When graffiti was spray painted across this domestic monument, the question of whose memory and tradition was being activated was explicitly brought to bear. The slogan read "HOMES FOR ALL - BLACK + WHITE" and was understood as a comment on discriminatory government housing policy. Did House hold memory for generations of white East Enders, or the newer generations of African, West Indian or Asian descent? Citing Homi Bhabha and Hanif Kureishi, Doreen Massey indicates that the act of defining "British Identity" through memory is by no means an easy task. Rather, it is a much more complex issue in what are now post-colonial days in Britain.

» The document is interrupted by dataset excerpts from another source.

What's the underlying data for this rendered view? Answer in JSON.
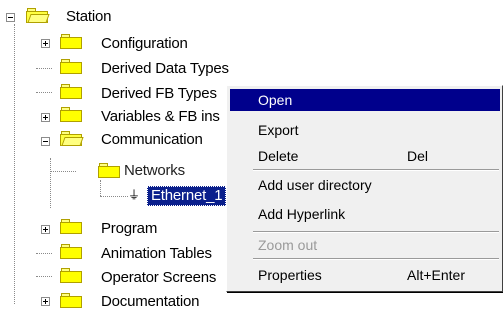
{
  "tree": {
    "root": {
      "label": "Station",
      "expander": "-"
    },
    "items": [
      {
        "label": "Configuration",
        "expander": "+"
      },
      {
        "label": "Derived Data Types",
        "expander": ""
      },
      {
        "label": "Derived FB Types",
        "expander": ""
      },
      {
        "label": "Variables & FB ins",
        "expander": "+"
      },
      {
        "label": "Communication",
        "expander": "-"
      },
      {
        "label": "Networks",
        "expander": ""
      },
      {
        "label": "Ethernet_1",
        "expander": ""
      },
      {
        "label": "Program",
        "expander": "+"
      },
      {
        "label": "Animation Tables",
        "expander": ""
      },
      {
        "label": "Operator Screens",
        "expander": ""
      },
      {
        "label": "Documentation",
        "expander": "+"
      }
    ]
  },
  "context_menu": {
    "items": [
      {
        "label": "Open",
        "shortcut": "",
        "state": "highlighted"
      },
      {
        "label": "Export",
        "shortcut": "",
        "state": "enabled"
      },
      {
        "label": "Delete",
        "shortcut": "Del",
        "state": "enabled"
      },
      {
        "label": "Add user directory",
        "shortcut": "",
        "state": "enabled"
      },
      {
        "label": "Add Hyperlink",
        "shortcut": "",
        "state": "enabled"
      },
      {
        "label": "Zoom out",
        "shortcut": "",
        "state": "disabled"
      },
      {
        "label": "Properties",
        "shortcut": "Alt+Enter",
        "state": "enabled"
      }
    ]
  },
  "colors": {
    "selection": "#0a1f8c",
    "menu_highlight": "#00008c",
    "folder": "#ffff00"
  }
}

House was potentially disputable in that it could be construed as a celebration of a mythical "white" past and continued racial hegemony. It is important to bring comtemporary context into this discussion by referring to council elections held in the area at the time House was cast:
Housing was at the centre of the battle over who was, and was not, part of the local community. It was a crucial organizing issue for the increasingly vocal racisms. The British National Party in the East End uses a mythic version of the past of the place as white, as pure English. It refers to a non-existent past "before immigration." And Bow, where House stood is, and is seen as, a relatively white enclave within that East End. It was one of the first places where the housing strategy "for Locals" was tried. The fact of the work being a house, and in this precise location, was therefore potentially highly symbolic."

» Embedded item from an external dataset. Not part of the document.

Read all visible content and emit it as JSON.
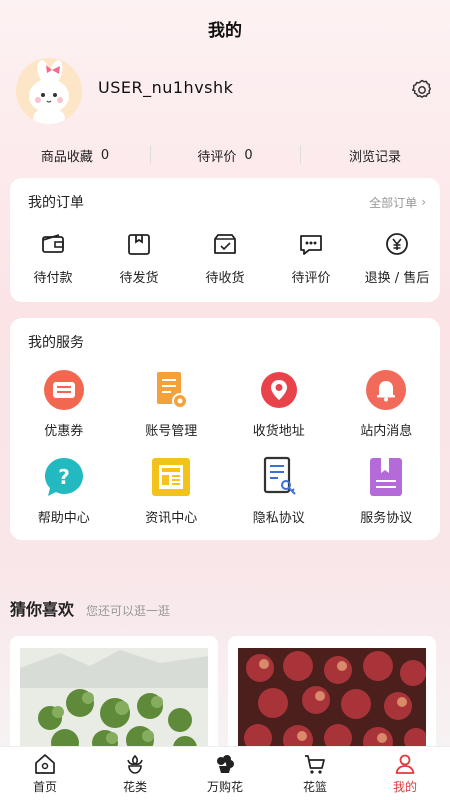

Indeed it seems that Rachel Whiteread never imagined the associative relationship between place and memory could be quite so profoundly evoked by House. In the end the importance of the cast was that it offered many levels of meaning and was a reflection of the complexity of postmodern British society. Against the backdrop of an urban landscape, bound by the heritage of Imperialism and patriarchy, House went beyond being an investigation of three-dimensional space and concerns of homelessness and urban redevelopment house, or family and domesticity. It compelled a wider scrutiny of memory that surrounded ideas of national identity. As a lost form, House must surely be recognized as a place where dreams and memory were synthesized, or more specifically, a microcosm that comments on the experience of living in Britain at the end of the twentieth century. In light of all the attention garnered by House in its short life, it will be interesting to see how Rachel Whiteread's latest public monument to memory will be received. Already embroiled in controversy and public debate, Whiteread's cast of the space of an imaginary library, commissioned to memorialize the 65,000 Austrian Jews killed in the Holocaust, is scheduled to be unveiled in Vienna in November 1999.